Having the data colocated also makes analysis easier: we can easily build dashboards that join product data with our AI-specific metadata (e.g. scorecards, costs and latency). That helps us do spend analysis and forecasting, as well as being able to report on aggregated scorecards over time.

Data Security & Management

As an incident company, our customers trust us with their most sensitive data. The importance of never breaking that trust impacts everything we do.

AI products like Investigations depend on having deep access to customer systems. The agent analyzes source code to pinpoint what broke, reaches into Grafana to interpret telemetry data, and connects dots across disparate systems. This level of access is what makes our AI tools genuinely useful during critical incidents but it's also something we take incredibly seriously.

So when we asked ourselves, "where would we be comfortable storing all this sensitive customer data that we feed into LLMs?" our answer was simple: nowhere. We already have additional legal agreements with our AI sub-processors for zero-data-retention and we've put a lot of time into thinking hard about the security model of our existing infrastructure.

Building our tooling internally gave us:

Total control over data handling, with nothing leaving our infrastructure (other than the LLM call itself)
Reduced attack surface - fewer systems means fewer potential vulnerabilities
The ability to leverage our existing auditing and security protections
Fine-grained permission controls we'd already built for our product

We can also treat different data types with appropriate sensitivity levels. For example, scorecard analytics might have broader internal access than actual incident content with customer data. We simply plugged into our existing security model rather than creating parallel systems with new risks.

In the end, this wasn't just about technical advantages - it was about maintaining the core trust that our entire business depends on.

Try before you buy

It’s very possible that we’ll want to expose some of the internal tooling we’ve built into customer-facing UIs to develop trust in our AI products. You can imagine a screen that shows how often our investigations agent is finding the correct causing code change for recent incidents.

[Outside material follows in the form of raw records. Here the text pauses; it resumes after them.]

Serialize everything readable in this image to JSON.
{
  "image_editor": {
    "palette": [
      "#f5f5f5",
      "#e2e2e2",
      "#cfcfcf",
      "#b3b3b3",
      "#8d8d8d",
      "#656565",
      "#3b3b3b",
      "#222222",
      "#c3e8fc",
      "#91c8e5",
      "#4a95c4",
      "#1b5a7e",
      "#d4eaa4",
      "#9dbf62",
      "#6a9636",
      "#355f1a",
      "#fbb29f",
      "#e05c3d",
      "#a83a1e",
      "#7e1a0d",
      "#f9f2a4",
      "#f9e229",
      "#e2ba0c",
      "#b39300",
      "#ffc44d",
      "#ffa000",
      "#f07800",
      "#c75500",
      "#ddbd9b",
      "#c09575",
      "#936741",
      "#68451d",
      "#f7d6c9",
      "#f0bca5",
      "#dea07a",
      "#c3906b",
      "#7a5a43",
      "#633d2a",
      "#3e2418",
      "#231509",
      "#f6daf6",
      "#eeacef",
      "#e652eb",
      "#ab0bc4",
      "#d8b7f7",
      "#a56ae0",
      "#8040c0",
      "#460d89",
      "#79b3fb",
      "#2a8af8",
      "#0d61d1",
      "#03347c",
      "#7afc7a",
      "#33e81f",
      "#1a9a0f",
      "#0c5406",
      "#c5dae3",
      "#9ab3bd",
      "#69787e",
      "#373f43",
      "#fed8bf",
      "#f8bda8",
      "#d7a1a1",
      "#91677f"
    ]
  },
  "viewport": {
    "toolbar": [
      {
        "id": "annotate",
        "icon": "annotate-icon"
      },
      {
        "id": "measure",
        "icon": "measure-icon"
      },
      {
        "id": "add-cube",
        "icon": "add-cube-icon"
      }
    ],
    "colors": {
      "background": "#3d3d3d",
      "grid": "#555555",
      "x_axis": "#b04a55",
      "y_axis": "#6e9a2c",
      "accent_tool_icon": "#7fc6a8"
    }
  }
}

Chris (our CPO) has written about the difficulty of evaluating AI products: things that look very exciting on the surface don’t always perform well when faced with your specific data or context.

Using our LLM-backed evaluation suite, we can analyze the performance of our investigations system on customer accounts, without ever giving our own staff access to any of the data underneath.

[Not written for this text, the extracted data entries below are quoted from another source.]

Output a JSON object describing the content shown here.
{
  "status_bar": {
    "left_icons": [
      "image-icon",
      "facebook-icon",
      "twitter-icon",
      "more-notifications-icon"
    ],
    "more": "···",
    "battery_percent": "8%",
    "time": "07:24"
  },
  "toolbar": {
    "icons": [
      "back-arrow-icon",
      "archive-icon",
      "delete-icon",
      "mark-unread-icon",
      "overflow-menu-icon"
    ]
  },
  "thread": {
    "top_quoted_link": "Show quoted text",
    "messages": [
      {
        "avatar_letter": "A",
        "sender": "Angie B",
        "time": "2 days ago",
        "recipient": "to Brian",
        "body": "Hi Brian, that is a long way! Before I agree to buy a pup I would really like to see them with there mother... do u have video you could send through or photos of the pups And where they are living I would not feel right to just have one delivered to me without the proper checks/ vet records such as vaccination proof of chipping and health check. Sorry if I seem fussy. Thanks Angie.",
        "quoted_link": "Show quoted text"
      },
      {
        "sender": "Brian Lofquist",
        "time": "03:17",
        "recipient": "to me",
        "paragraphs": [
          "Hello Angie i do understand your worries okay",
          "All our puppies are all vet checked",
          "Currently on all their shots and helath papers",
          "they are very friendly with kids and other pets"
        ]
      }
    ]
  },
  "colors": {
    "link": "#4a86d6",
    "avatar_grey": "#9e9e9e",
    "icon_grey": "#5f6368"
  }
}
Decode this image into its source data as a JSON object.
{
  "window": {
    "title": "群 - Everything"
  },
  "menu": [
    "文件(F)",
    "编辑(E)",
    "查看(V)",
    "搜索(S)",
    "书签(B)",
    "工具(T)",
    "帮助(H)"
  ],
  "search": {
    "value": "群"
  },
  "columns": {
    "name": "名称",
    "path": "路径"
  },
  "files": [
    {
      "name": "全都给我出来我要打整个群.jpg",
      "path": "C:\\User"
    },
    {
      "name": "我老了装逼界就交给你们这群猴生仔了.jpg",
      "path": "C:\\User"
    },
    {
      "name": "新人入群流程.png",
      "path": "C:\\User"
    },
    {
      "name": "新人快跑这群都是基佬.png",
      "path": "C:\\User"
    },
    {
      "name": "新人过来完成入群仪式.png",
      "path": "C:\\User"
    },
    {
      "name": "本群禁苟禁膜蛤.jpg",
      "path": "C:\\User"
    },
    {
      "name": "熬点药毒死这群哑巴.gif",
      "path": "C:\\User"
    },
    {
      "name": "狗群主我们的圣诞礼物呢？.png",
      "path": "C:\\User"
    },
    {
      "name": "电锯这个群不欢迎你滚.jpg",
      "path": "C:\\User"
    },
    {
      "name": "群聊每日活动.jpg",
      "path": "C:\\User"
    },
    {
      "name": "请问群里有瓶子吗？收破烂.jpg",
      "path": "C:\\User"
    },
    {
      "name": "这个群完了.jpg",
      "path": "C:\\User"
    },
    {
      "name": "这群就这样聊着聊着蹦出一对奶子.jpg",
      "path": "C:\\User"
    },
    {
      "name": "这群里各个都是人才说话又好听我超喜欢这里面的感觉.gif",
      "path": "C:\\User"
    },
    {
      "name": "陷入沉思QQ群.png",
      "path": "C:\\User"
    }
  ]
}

This privacy-preserving approach allows us to surface specific performance indicators to customers (like correctly identifying causing code changes) while aggregating results across accounts for our own monitoring.

Being able to demonstrate how our product would have behaved on previous incidents, and allowing customers to confirm what the ‘correct’ answer was in a given scenario, could become an important part of onboarding new customers onto new products.

Key Takeaways

In general, we’d still always rather buy something great than build something that isn’t our core product. But in this case, building our own AI tooling turned out to be a great call. Here's what we've learned:

Building tooling clarifies requirements - We didn't know what we needed until we started building it. Rather than guessing at requirements from a vendor's feature list, we discovered them organically as we progressed.
Short feedback loops accelerate learning - Workbench let us go from idea to production in hours, giving us more "shots on goal" and faster iterations.
The tight integration with our product is a game-changer - Having our AI tooling built on the same foundation as the rest of incident.io reduced friction and let us iterate at the pace we needed.

Building Workbench was definitely the right choice for us. If you're just starting your AI journey and have an existing and complex product, the build approach might be worth considering.

That said, I don't think we've built the next AI tooling startup here - what we've created is very incident.io specific, and that's exactly why it was worth building in the first place.